Helping Computer Professionals Get the Wages they Deserve
Pay and job duties determine if a California computer professional is entitled to overtime: the more routine and unvaried the work, the greater the likelihood a high-tech employee is owed overtime.
Exempt employees must fit into one of the three different professional exemptions under California law and the federal statute: the learned professional, the creative professional or the computer professional.
According to the California Department of Industrial Relations, “computer professional” exempt employees must mainly perform intellectual or creative work that requires independent judgment in the design, development, documentation, analysis, creation, testing, or modification of systems, programs, software or hardware. Beginning January 1, 2014, employers will have to pay their computer professionals at least $84,130.53 a year ($7,010.88 monthly) to qualify for the exemption, up from the 2013 rate of $83,132.93.
This is an increase from $38.89 or more an hour ($81,026.25 or more annually, or $6752.19 or more monthly) in 2012.

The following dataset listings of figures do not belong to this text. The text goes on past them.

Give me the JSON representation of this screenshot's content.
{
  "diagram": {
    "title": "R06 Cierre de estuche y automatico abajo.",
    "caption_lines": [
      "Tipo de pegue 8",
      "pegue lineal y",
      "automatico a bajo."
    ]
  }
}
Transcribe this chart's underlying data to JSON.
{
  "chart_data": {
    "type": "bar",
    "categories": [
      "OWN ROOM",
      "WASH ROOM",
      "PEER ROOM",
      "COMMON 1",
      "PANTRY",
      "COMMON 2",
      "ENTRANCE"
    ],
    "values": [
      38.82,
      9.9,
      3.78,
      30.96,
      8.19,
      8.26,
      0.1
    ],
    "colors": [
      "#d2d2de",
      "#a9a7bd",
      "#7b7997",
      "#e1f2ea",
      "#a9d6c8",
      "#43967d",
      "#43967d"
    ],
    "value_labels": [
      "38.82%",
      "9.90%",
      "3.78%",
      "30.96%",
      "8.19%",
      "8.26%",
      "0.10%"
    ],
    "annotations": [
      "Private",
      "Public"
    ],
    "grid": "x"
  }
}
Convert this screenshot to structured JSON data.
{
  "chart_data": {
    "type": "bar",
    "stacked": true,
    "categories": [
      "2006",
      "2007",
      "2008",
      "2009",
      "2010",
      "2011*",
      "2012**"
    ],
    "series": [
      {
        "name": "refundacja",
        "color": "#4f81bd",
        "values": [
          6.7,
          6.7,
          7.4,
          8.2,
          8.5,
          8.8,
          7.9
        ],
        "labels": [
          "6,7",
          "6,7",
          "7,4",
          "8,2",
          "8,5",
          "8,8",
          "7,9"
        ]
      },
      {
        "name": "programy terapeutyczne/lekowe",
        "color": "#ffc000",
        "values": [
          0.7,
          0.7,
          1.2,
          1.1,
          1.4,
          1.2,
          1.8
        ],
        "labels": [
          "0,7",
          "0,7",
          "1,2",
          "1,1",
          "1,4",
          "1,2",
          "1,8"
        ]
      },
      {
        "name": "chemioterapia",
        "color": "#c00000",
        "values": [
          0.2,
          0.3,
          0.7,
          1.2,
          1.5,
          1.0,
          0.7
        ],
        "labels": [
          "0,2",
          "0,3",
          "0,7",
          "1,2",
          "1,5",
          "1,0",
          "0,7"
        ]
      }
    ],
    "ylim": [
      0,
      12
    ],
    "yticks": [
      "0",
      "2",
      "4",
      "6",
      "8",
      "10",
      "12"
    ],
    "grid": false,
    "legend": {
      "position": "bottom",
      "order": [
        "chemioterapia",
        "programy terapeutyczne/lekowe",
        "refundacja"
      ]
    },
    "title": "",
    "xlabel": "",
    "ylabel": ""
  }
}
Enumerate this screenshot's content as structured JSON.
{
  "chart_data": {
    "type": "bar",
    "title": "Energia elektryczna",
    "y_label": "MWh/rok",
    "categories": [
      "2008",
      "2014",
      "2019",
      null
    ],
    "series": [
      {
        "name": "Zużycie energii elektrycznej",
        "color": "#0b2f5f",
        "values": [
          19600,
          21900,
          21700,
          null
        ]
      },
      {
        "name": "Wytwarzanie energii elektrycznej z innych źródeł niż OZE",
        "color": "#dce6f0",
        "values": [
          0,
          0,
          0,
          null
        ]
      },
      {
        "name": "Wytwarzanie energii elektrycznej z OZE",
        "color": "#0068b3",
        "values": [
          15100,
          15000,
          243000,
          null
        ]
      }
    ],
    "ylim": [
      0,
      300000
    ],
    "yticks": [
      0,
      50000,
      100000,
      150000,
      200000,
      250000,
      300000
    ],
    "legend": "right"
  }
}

An exempt employee must spend at least 50 percent of his or her time performing what are considered “exempt” duties to qualify as exempt. The legislation states: “the individual must be highly skilled, with proficiency in the theoretical and practical application of highly specialized systems analysis, programming and software engineering.”
Therefore, high-tech employees who are mainly troubleshooting accounts, or installing, testing, or configuring technology products based on given requirements may be eligible for unpaid IT overtime lawsuits.